Helping Military Medics Prevent Death from Sepsis
Soldiers injured in combat are at high risk for sepsis, a serious systemic infection that can result from an infected wound and is fatal if left untreated. The Defense Advanced Research Projects Agency (DARPA) partnered with a medical device company to develop a portable device for sepsis treatment utilizing the same principals as a dialysis machine. DARPA came to Battelle for assistance in developing a user interface appropriate for military users in the field as well as system engineering and pre-clinical testing.
Battelle used principles of Human Centric Design (HCD) and early formative research with military medics to develop prototypes for the system layout and the software Graphical User Interface (GUI). The team used an iterative design process, testing each prototype iteration with end users. These tests were used to verify that the system would meet user expectations for completing specific tasks—in this case, administering a blood-filtering therapy to treat sepsis. Researchers observed end users interacting with the prototypes in a simulated stressful environment to evaluate preventable use errors that could result in patient risk. Results were used to refine the designs.

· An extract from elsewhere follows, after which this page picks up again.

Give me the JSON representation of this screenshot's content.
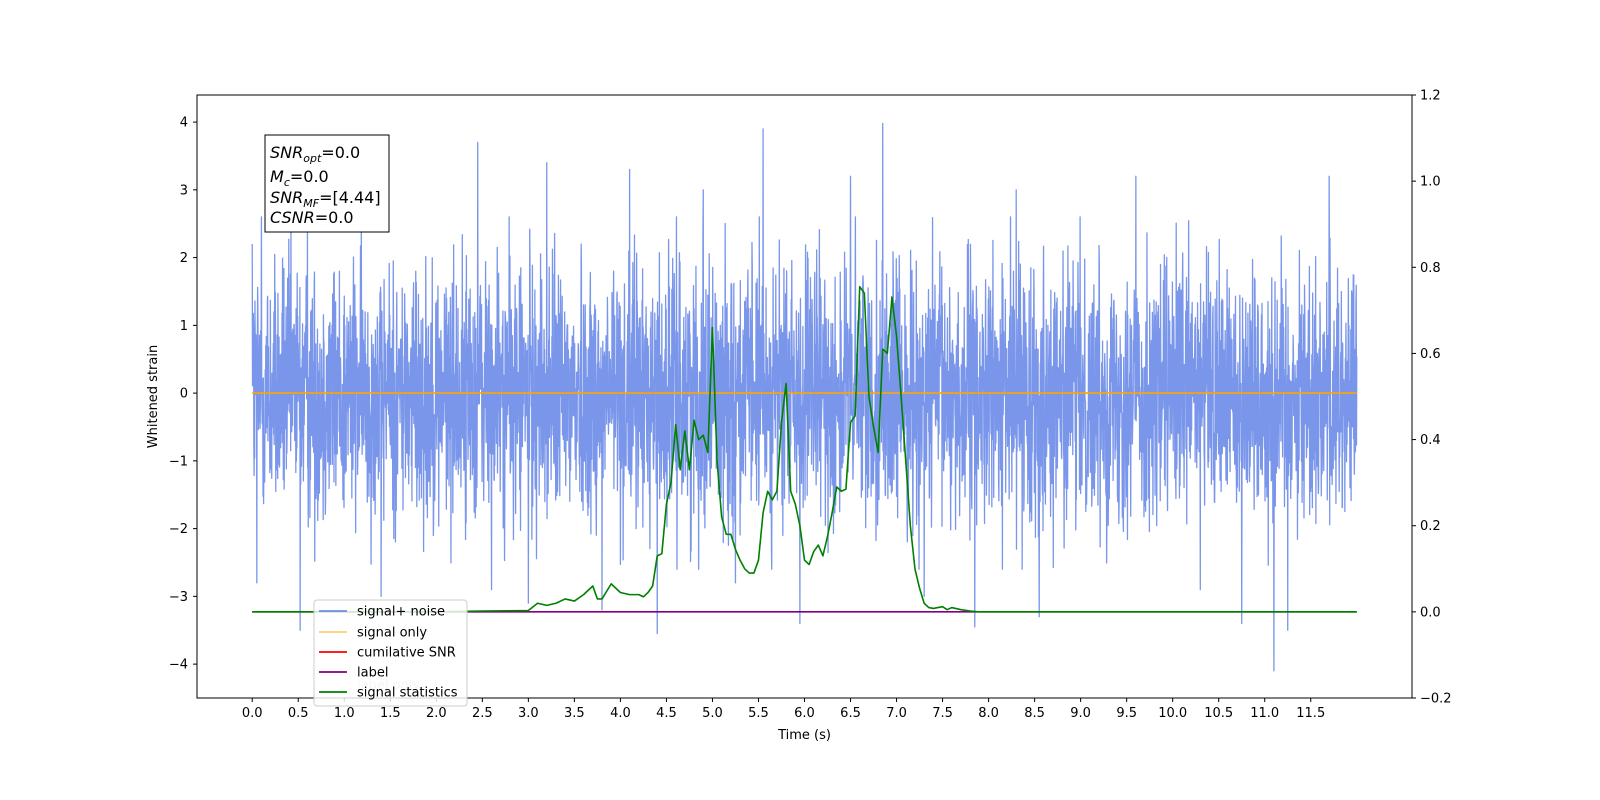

Battelle’s user research and HCD-based product development process resulted in an interface and GUI that minimize use errors that may lead to patient safety risk. Battelle is now conducting human factors research on the final product for FDA regulatory submission. Battelle’s comprehensive HCD services allowed DARPA to streamline development timelines with an all-inclusive program that carried them from early conceptual research to final submission. Once the device is approved for use, it will revolutionize the treatment of sepsis and give military medics an important new tool to prevent deaths from sepsis in military hospitals and in the field.